朝鮮における戦争に巻き込まれた理由

 たとえば、4世紀後半からの高句麗好太王との戦い。当時南下しようとしていた高句麗に対し、半島東南側の新羅は屈服し、服属せざるを得ない状況に陥った。一方、百済は日本と結ぶことによって、その圧力に抵抗しようとし、日本に複数回外交使節を送っている。

 倉本先生の論考によれば、日本(当時の倭国)は、西暦391年以降、百済の要請を受けて、軍を送り、百済軍と共同で新羅に侵攻。その後、400年、404年に好太王傘下の騎兵を主力とする高句麗軍に大敗を喫した。ストレートに言えば、百済の求めに応じる形で、朝鮮における戦争に引きずり込まれたことになる。

 その後、日本は5世紀を通じて複数回、当時の中国(魏晋南北朝時代の宋)に遣使し、朝鮮半島における軍事指揮権を求めている。これも、日中朝間の関係性の中で、高句麗を敵視しつつ、中国の力を利用しようとしたものだろう。

高句麗の第19代王である好太王(374~412年)の業績を称えた石碑。現在の中国・吉林省集安市の好太王陵近くにある(高句麗は、現在の中国東北部の南部から朝鮮半島北中部に位置していた)。碑文には414年に建てたと書かれている。(写真:安部光雄/アフロ)

国際情勢を十分把握しないまま、覇権争いに参画

 7世紀半ばには、隋に続いて中国の統一王朝となった唐が、高句麗を攻め始めた。一方、百済は新羅に攻め込み、新羅は唐に援兵を求めた。最終的に、唐・新羅連合が、百済と高句麗を滅ぼし、中国に冊封された新羅が朝鮮半島の統一を果たすことになるわけだが、この時、日本は、唐・新羅連合軍に滅ぼされた百済の残党からの依頼に応じ、百済再興を掲げて、大軍を送ることとなった。
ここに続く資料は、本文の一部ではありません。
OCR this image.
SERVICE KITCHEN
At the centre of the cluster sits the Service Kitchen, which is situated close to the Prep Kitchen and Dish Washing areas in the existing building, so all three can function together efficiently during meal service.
 再び、中国を交えた朝鮮半島での覇権争いに参画したのだ。この結果はご存じのとおりで、白村江の戦いで、日本・百済連合は壊滅的な大敗を喫することとなる。

 倉本先生を始め、歴史家の方々の研究によれば、これらの戦争に際し、日本は国際情勢とその変化を十分に把握していなかったとされる。中国、そして朝鮮半島の複数の勢力。彼らの間で何が起こり、どういう力関係の変化があったのか。各プレイヤーは、何を目的として、誰とどう組もうとしているのか。さらには、新しい軍事技術やその優劣はどうか。

 こういったリアリティの把握不足が、戦争に入るまでも、入った後も続いていたようだ。この「癖」から、どう脱却するかが、現在も問われている。